Similarly, states that were around large financial centers, such as New York, New Jersey, Pennsylvania and Illinois, are "major hubs for the most active traders." North Carolina, Florida and California (L.A. in particular) also showed signs of high activity, according to the report. Meanwhile states such as Indiana, Michigan, Wisconsin, Ohio and Tennessee all showed an investor/active trader ratio in the five-to-eight range, which indicates "a stronger preference for investing rather than active trading," the survey said.
According to Paz, advisors should take this into account when reviewing the sales of certain financial products. Lower interest in commodities futures in Indiana compared to Florida, for example, may not mean that the broker is doing a poor job of selling the product.

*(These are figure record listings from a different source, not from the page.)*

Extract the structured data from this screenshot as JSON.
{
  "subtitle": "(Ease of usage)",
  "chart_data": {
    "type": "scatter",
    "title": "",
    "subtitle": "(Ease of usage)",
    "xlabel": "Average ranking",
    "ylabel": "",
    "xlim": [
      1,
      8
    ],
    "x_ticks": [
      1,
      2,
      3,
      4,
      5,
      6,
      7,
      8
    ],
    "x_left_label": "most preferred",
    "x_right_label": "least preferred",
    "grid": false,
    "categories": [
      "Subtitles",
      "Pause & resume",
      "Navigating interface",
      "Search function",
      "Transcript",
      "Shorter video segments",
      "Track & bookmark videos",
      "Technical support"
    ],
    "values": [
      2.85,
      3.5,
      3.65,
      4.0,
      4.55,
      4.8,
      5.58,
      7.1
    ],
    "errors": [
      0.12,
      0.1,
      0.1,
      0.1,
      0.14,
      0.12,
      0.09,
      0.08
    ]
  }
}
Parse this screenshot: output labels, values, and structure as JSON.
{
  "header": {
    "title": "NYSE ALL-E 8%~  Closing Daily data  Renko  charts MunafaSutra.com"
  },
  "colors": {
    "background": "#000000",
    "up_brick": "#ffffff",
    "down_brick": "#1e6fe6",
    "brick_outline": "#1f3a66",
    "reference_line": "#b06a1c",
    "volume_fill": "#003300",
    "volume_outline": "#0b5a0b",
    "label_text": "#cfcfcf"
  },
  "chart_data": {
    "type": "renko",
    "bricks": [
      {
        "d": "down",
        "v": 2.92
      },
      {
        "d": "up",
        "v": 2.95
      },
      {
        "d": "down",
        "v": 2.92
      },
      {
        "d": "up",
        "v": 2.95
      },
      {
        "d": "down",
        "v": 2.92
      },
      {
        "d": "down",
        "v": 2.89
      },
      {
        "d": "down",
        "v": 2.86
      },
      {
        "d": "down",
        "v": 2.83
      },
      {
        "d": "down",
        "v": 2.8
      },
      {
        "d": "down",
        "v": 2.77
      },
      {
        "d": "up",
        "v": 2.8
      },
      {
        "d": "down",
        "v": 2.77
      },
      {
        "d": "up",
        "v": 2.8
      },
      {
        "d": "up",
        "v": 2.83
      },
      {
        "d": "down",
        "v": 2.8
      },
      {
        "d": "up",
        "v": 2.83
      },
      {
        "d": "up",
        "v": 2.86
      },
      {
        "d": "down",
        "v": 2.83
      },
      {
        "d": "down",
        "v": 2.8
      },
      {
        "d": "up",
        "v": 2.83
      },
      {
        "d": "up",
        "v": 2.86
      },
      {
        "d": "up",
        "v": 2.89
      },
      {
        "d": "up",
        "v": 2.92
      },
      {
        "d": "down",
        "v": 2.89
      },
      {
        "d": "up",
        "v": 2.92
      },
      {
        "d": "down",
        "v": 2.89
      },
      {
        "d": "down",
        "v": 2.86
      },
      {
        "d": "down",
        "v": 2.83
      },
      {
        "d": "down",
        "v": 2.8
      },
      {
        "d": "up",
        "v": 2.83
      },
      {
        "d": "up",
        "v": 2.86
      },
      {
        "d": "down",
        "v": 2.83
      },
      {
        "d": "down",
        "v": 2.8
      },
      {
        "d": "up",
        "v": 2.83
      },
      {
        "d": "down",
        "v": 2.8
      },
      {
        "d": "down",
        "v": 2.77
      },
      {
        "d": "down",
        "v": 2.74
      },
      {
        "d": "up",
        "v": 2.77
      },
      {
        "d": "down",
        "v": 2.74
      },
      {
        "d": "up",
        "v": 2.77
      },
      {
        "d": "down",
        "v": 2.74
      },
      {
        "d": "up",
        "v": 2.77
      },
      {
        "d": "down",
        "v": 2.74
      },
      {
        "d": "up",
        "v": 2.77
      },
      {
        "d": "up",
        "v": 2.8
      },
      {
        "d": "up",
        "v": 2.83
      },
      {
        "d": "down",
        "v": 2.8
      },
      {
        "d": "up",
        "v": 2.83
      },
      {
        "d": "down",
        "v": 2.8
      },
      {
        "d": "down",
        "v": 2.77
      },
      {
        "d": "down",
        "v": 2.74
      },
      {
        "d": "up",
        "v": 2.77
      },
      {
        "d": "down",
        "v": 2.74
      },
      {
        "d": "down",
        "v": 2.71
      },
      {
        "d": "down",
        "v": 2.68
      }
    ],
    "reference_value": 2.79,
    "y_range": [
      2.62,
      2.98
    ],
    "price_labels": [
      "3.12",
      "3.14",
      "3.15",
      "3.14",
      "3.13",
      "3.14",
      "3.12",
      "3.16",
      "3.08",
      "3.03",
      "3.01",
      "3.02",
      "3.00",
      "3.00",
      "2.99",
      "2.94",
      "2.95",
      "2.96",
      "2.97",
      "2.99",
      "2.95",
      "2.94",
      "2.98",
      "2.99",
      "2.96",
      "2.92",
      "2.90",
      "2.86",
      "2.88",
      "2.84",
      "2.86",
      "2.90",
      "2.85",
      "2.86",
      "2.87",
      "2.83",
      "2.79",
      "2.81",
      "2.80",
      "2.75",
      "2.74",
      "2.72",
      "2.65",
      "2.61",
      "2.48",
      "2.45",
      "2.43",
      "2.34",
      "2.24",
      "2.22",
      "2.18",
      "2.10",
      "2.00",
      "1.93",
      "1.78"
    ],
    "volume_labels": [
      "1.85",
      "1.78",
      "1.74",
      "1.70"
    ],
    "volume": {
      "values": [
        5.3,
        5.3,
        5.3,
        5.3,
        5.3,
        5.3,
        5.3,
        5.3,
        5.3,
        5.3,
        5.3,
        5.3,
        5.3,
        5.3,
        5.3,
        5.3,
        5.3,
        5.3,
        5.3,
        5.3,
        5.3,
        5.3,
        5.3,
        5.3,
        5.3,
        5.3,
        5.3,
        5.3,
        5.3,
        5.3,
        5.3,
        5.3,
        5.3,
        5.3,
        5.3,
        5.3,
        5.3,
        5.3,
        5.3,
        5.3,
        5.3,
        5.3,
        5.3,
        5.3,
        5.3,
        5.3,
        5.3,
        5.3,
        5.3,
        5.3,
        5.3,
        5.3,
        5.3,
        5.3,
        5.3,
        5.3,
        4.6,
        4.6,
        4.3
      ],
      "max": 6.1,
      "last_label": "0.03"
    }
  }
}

"You shouldn't beat yourself up too much if that's the case. You should alert your superiors that they should lower their expectations sometimes in terms of what traction you should expect in this particular region for this particular product," Paz said.
In its summary, Aite Group acknowledged a couple principal demographic trends may have factored into results. Taking into account adult-age respondents with $25,000 in investable assets, Asians constituted 12% of blue state respondents but four percent in red and purple states. Blue states also had a lower percentage of retirees, 10%, compared to 17% in red and purple states.
To that end, the survey stated that Asian respondents "topped the list" of the largest wealthy minorities in blue and purple states and that, "this group (and not just Hispanic investors) needs to gain more prominence within wealth management marketing budgets - specifically, securing dedicated marketing campaigns and the development of financial products catering to their needs."
The survey, which originally took place in December of 2011, was updated in August of 2012 to include 644 investors with over $10,000 in investable assets outside of company-sponsored retirement accounts.